2015年~2017年バックナンバー
少年の実名報道
精神疾患が疑われない被疑者による、残客非道な殺人事件であり、本格的に少年法の改正に取組むべきかもしれません。
少年法が制定された昭和23年当時と比べて、今の若者たちは肉体的にも精神的にも成熟しています。
また、「20歳以上」だった選挙年齢を「18歳以上」に引き下げる公職選挙法案が、平成27年1月に召集された通常国会で成立される見通しであるなど、時代は様変わりつつあります。
ちなみに、先進国首脳会議(G7)のメンバーをみると、イギリス・イタリア・ドイツ・フランスは、いずれも18歳、アメリカ(州によって異なり18歳、19歳、21歳)、カナダ(州によって異なり18歳、19歳)で、20歳を成人としている国は日本だけです。
まず、少年法を改正して、18歳以上を成年とすべきでしょう。
そうすれば、今回の事件の主犯の被疑者については、少年法の適用がなかったことになります。

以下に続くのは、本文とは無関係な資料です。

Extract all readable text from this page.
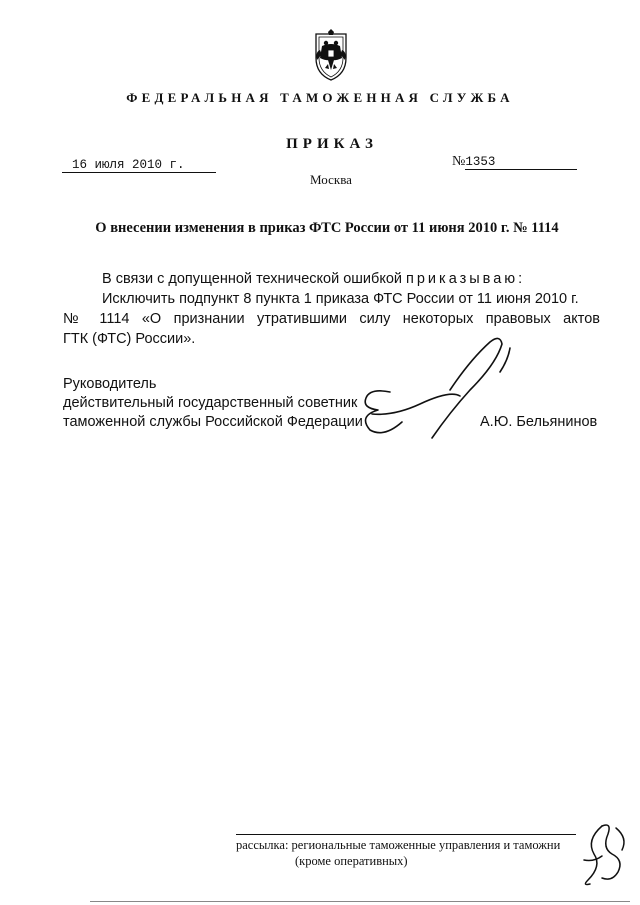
ФЕДЕРАЛЬНАЯ ТАМОЖЕННАЯ СЛУЖБА
ПРИКАЗ
16 июля 2010 г.	№1353
Москва
О внесении изменения в приказ ФТС России от 11 июня 2010 г. № 1114
В связи с допущенной технической ошибкой приказываю:
Исключить подпункт 8 пункта 1 приказа ФТС России от 11 июня 2010 г.
№ 1114 «О признании утратившими силу некоторых правовых актов
ГТК (ФТС) России».
Руководитель
действительный государственный советник
таможенной службы Российской Федерации	А.Ю. Бельянинов
рассылка: региональные таможенные управления и таможни
(кроме оперативных)
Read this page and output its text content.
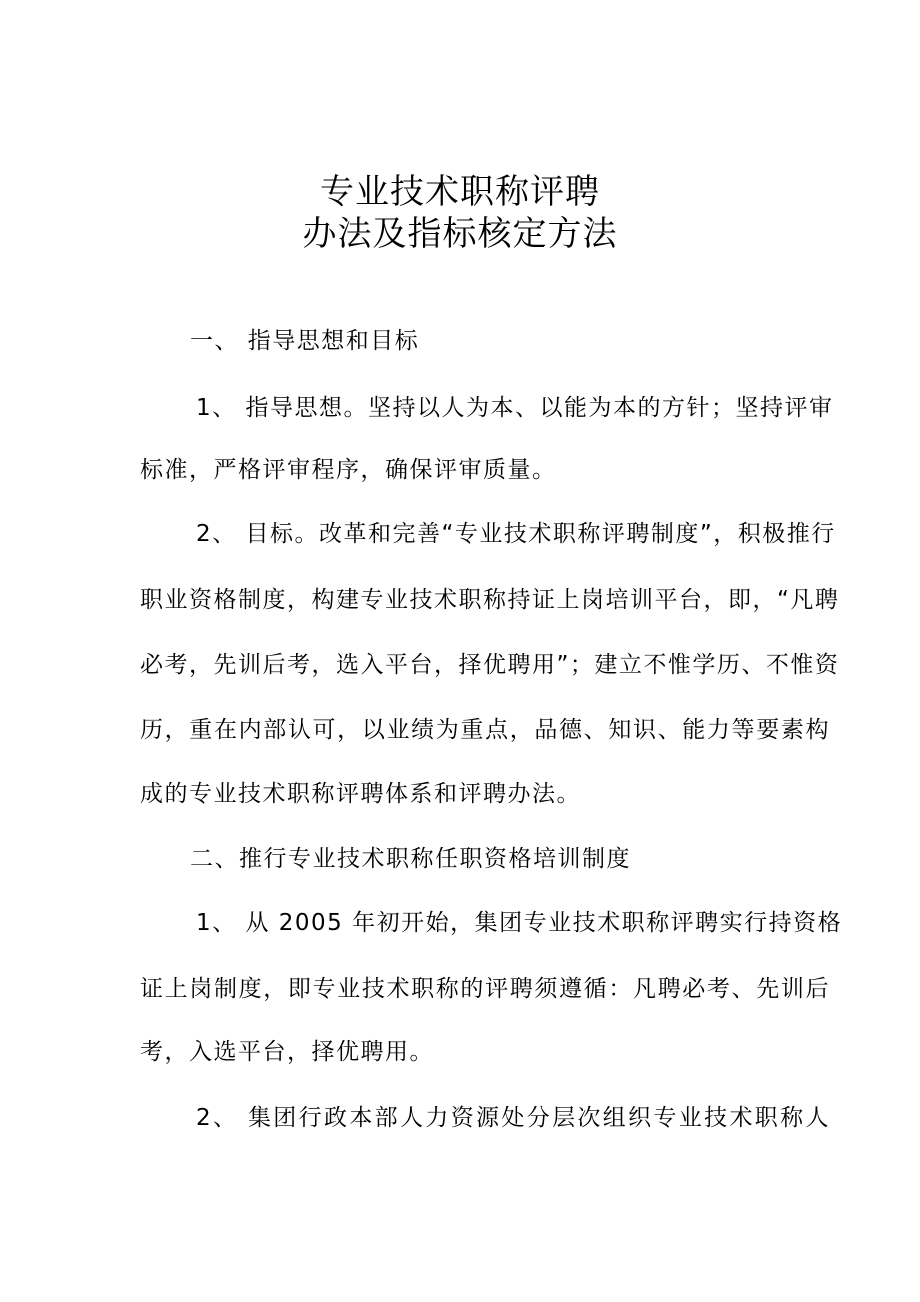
专业技术职称评聘
办法及指标核定方法
一、 指导思想和目标
1、 指导思想。坚持以人为本、以能为本的方针；坚持评审
标准，严格评审程序，确保评审质量。
2、 目标。改革和完善“专业技术职称评聘制度”，积极推行
职业资格制度，构建专业技术职称持证上岗培训平台，即，“凡聘
必考，先训后考，选入平台，择优聘用”；建立不惟学历、不惟资
历，重在内部认可，以业绩为重点，品德、知识、能力等要素构
成的专业技术职称评聘体系和评聘办法。
二、推行专业技术职称任职资格培训制度
1、 从 2005 年初开始，集团专业技术职称评聘实行持资格
证上岗制度，即专业技术职称的评聘须遵循：凡聘必考、先训后
考，入选平台，择优聘用。
2、 集团行政本部人力资源处分层次组织专业技术职称人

「少年の実名等報道を受けての会長声明」をご覧下さい。
少年法61条には、以下のとおり定められています。
「 家庭裁判所の審判に付された少年又は少年のとき犯した罪により公訴を提起された者については、氏名、年齢、職業、住居、容ぼう等によりその者が当該事件の本人であることを推知することができるような記事又は写真を新聞紙その他の出版物に掲載してはならない」
ただ、罰則はなく、民事訴訟を提起される可能性がある程度です。
平成27年3月5日発売の「週刊新潮」は、平成27年2月20日に神奈川県川崎市で中学1年生男子の遺体が発見された事件について、被疑者である少年の実名を挙げ、顔写真を掲載したこと、これは、少年の犯行について氏名、年齢等、本人と推知することができるような記事又は写真の報道を禁止した少年法61条に反する事態であり、誠に遺憾とするものです。
弁護士会という立場からは当然のことでしょう。
もっとも、各弁護士は、それぞれ意見が異なることも、また、当然のことでしょう。
私自身は、問題はないと思います。
事件発覚直後から、インターネットでは犯人だとされる少年らの顔写真や名前などが出ていました。
本件の被疑者が3名ということは、関係のない少年の顔写真や名前などが出ていたということになります。
「週刊新潮」が出版され、「濡れ衣」にすぎなかったことを証明できて喜んでいる少年や保護者もいるでしょう。
ちなみに、日本弁護士連合会会長の声明には「国際的に見ても、子どもの権利条約40条2項は、刑法を犯したとされる子どもに対する手続のすべての段階における子どものプライバシーの尊重を保障し、少年司法運営に関する国連最低基準規則8条も、少年のプライバシーの権利は、あらゆる段階で尊重されなければならず、原則として少年の特定に結びつき得るいかなる情報も公開してはならないとしている」と記載されています。
先進諸国に、日本の「少年法61条」のような規定があるなら、端的に「どこの国と、どこの国の少年法では」と記載すべきものです。
書けないから書いていないと疑われても仕方ありません。
特に、被疑者が逃亡していても、写真を出してはいけないというなら、無茶としかいいようがありません。